Dans l’histoire du bien qu’il a griffonnée sur ses feuillets, le vieil Ikonnikov, après avoir remarqué que même Hérode ne versait pas le sang au nom du mal, mais «pour son bien à lui», constate que la doctrine de paix et d’amour du Christ aura coûté, à travers les siècles, «plus de souffrances que les crimes des brigands et des criminels faisant le mal pour le mal».
Il n’en rejette pas pour autant le message évangélique mais oppose, au «grand bien si terrible» des nations et des églises, des factions et des sectes, la bonté privée, sans témoins, la «petite bonté sans idéologie», la bonté sans pensée que j’ai constatée pour ma part chez mon père et ma mère et que Joseph Czapski «raconte» à sa façon, en peinture, par le truchement de multiples personnages à l’air innocent ou perdu.
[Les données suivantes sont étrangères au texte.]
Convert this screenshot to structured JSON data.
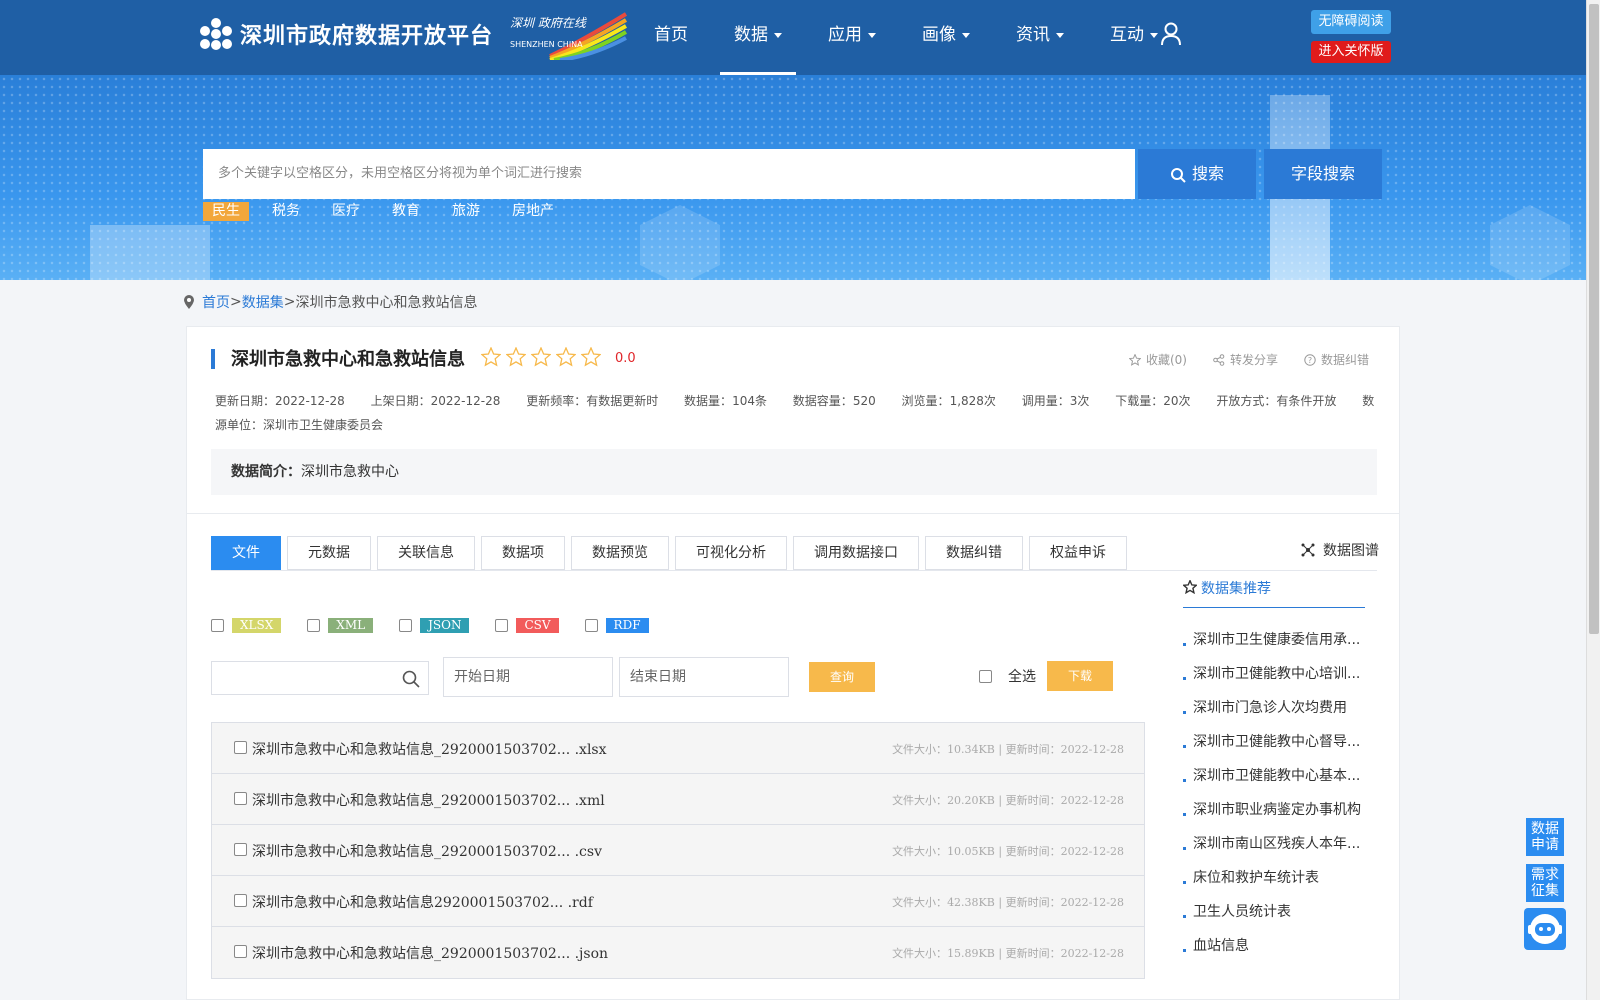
{
  "header": {
    "site_title": "深圳市政府数据开放平台",
    "sz_logo_text": "深圳 政府在线",
    "sz_logo_sub": "SHENZHEN CHINA",
    "nav": [
      {
        "label": "首页",
        "has_caret": false,
        "active": false
      },
      {
        "label": "数据",
        "has_caret": true,
        "active": true
      },
      {
        "label": "应用",
        "has_caret": true,
        "active": false
      },
      {
        "label": "画像",
        "has_caret": true,
        "active": false
      },
      {
        "label": "资讯",
        "has_caret": true,
        "active": false
      },
      {
        "label": "互动",
        "has_caret": true,
        "active": false
      }
    ],
    "accessibility_label": "无障碍阅读",
    "care_mode_label": "进入关怀版"
  },
  "search": {
    "placeholder": "多个关键字以空格区分，未用空格区分将视为单个词汇进行搜索",
    "search_label": "搜索",
    "field_search_label": "字段搜索",
    "tags": [
      "民生",
      "税务",
      "医疗",
      "教育",
      "旅游",
      "房地产"
    ]
  },
  "breadcrumb": {
    "home": "首页",
    "sep1": ">",
    "datasets": "数据集",
    "sep2": ">",
    "current": "深圳市急救中心和急救站信息"
  },
  "dataset": {
    "title": "深圳市急救中心和急救站信息",
    "rating": "0.0",
    "rating_value": 0,
    "actions": {
      "favorite": "收藏(0)",
      "share": "转发分享",
      "correct": "数据纠错"
    },
    "meta": [
      {
        "key": "更新日期：",
        "value": "2022-12-28"
      },
      {
        "key": "上架日期：",
        "value": "2022-12-28"
      },
      {
        "key": "更新频率：",
        "value": "有数据更新时"
      },
      {
        "key": "数据量：",
        "value": "104条"
      },
      {
        "key": "数据容量：",
        "value": "520"
      },
      {
        "key": "浏览量：",
        "value": "1,828次"
      },
      {
        "key": "调用量：",
        "value": "3次"
      },
      {
        "key": "下载量：",
        "value": "20次"
      },
      {
        "key": "开放方式：",
        "value": "有条件开放"
      },
      {
        "key": "数源单位：",
        "value": "深圳市卫生健康委员会"
      }
    ],
    "intro_label": "数据简介：",
    "intro_text": "深圳市急救中心"
  },
  "tabs": [
    "文件",
    "元数据",
    "关联信息",
    "数据项",
    "数据预览",
    "可视化分析",
    "调用数据接口",
    "数据纠错",
    "权益申诉"
  ],
  "graph_label": "数据图谱",
  "formats": [
    {
      "label": "XLSX",
      "color": "#d4d66a"
    },
    {
      "label": "XML",
      "color": "#8ab07a"
    },
    {
      "label": "JSON",
      "color": "#2f9fb2"
    },
    {
      "label": "CSV",
      "color": "#f25b5b"
    },
    {
      "label": "RDF",
      "color": "#2b8cf0"
    }
  ],
  "query": {
    "start_placeholder": "开始日期",
    "end_placeholder": "结束日期",
    "query_label": "查询",
    "select_all_label": "全选",
    "download_label": "下载"
  },
  "files": [
    {
      "name": "深圳市急救中心和急救站信息_2920001503702... .xlsx",
      "size_key": "文件大小：",
      "size": "10.34KB",
      "sep": "|",
      "time_key": "更新时间：",
      "time": "2022-12-28"
    },
    {
      "name": "深圳市急救中心和急救站信息_2920001503702... .xml",
      "size_key": "文件大小：",
      "size": "20.20KB",
      "sep": "|",
      "time_key": "更新时间：",
      "time": "2022-12-28"
    },
    {
      "name": "深圳市急救中心和急救站信息_2920001503702... .csv",
      "size_key": "文件大小：",
      "size": "10.05KB",
      "sep": "|",
      "time_key": "更新时间：",
      "time": "2022-12-28"
    },
    {
      "name": "深圳市急救中心和急救站信息2920001503702... .rdf",
      "size_key": "文件大小：",
      "size": "42.38KB",
      "sep": "|",
      "time_key": "更新时间：",
      "time": "2022-12-28"
    },
    {
      "name": "深圳市急救中心和急救站信息_2920001503702... .json",
      "size_key": "文件大小：",
      "size": "15.89KB",
      "sep": "|",
      "time_key": "更新时间：",
      "time": "2022-12-28"
    }
  ],
  "recommend": {
    "title": "数据集推荐",
    "items": [
      "深圳市卫生健康委信用承...",
      "深圳市卫健能教中心培训...",
      "深圳市门急诊人次均费用",
      "深圳市卫健能教中心督导...",
      "深圳市卫健能教中心基本...",
      "深圳市职业病鉴定办事机构",
      "深圳市南山区残疾人本年...",
      "床位和救护车统计表",
      "卫生人员统计表",
      "血站信息"
    ]
  },
  "floats": {
    "apply": "数据申请",
    "demand": "需求征集"
  },
  "colors": {
    "header": "#1f5fa5",
    "accent": "#2b7ad6",
    "tab_active": "#2b8cf0",
    "orange": "#f7b94b",
    "red": "#e01b1b"
  }
}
Et Vassili Grossman de préciser que la bonté du vieux martyr Ikonnikov est «celle d’une vieille qui, sur le bord de la route, donne un morceau de pain à un bagnard qui passe, c’est la bonté d’un soldat qui tend sa gourde à un ennemi blessé, la bonté de la jeunesse qui a pitié de la vieillesse, la bonté d’un paysan qui cache dans sa grange un vieillard juif. (...) En ces temps terribles où la démence règne au nom de la gloire des Etats et du bien universel, en ce temps où les hommes ne ressemblent plus à des hommes, où ils ne font que s’agiter comme des branches d’arbres, rouler comme des pierres qui, s’entraînant les unes les autres, comblent les ravins et les fossés, en ce temps de terreur et de démence, la pauvre bonté sans idée n’a pas disparu»…
«La Folie de Dieu», Peter Sloterdijk, traduit de l’allemand par Olivier Mannoni, Editions Payot / Pluriel, 190 pages.
«L’Histoire du méchant Dieu», Pierre Gripari, Editions de L’Age d’homme, 138 pages.
«Faire parler le ciel», Peter Sloterdijk, Editions Payot / Pluriel, 400 pages.
«Vie et Destin», Vassili Grossman, Editions de L’Age d’homme (1980), dernière réédition chez Calmann-Lévy (2023), 1'200 pages.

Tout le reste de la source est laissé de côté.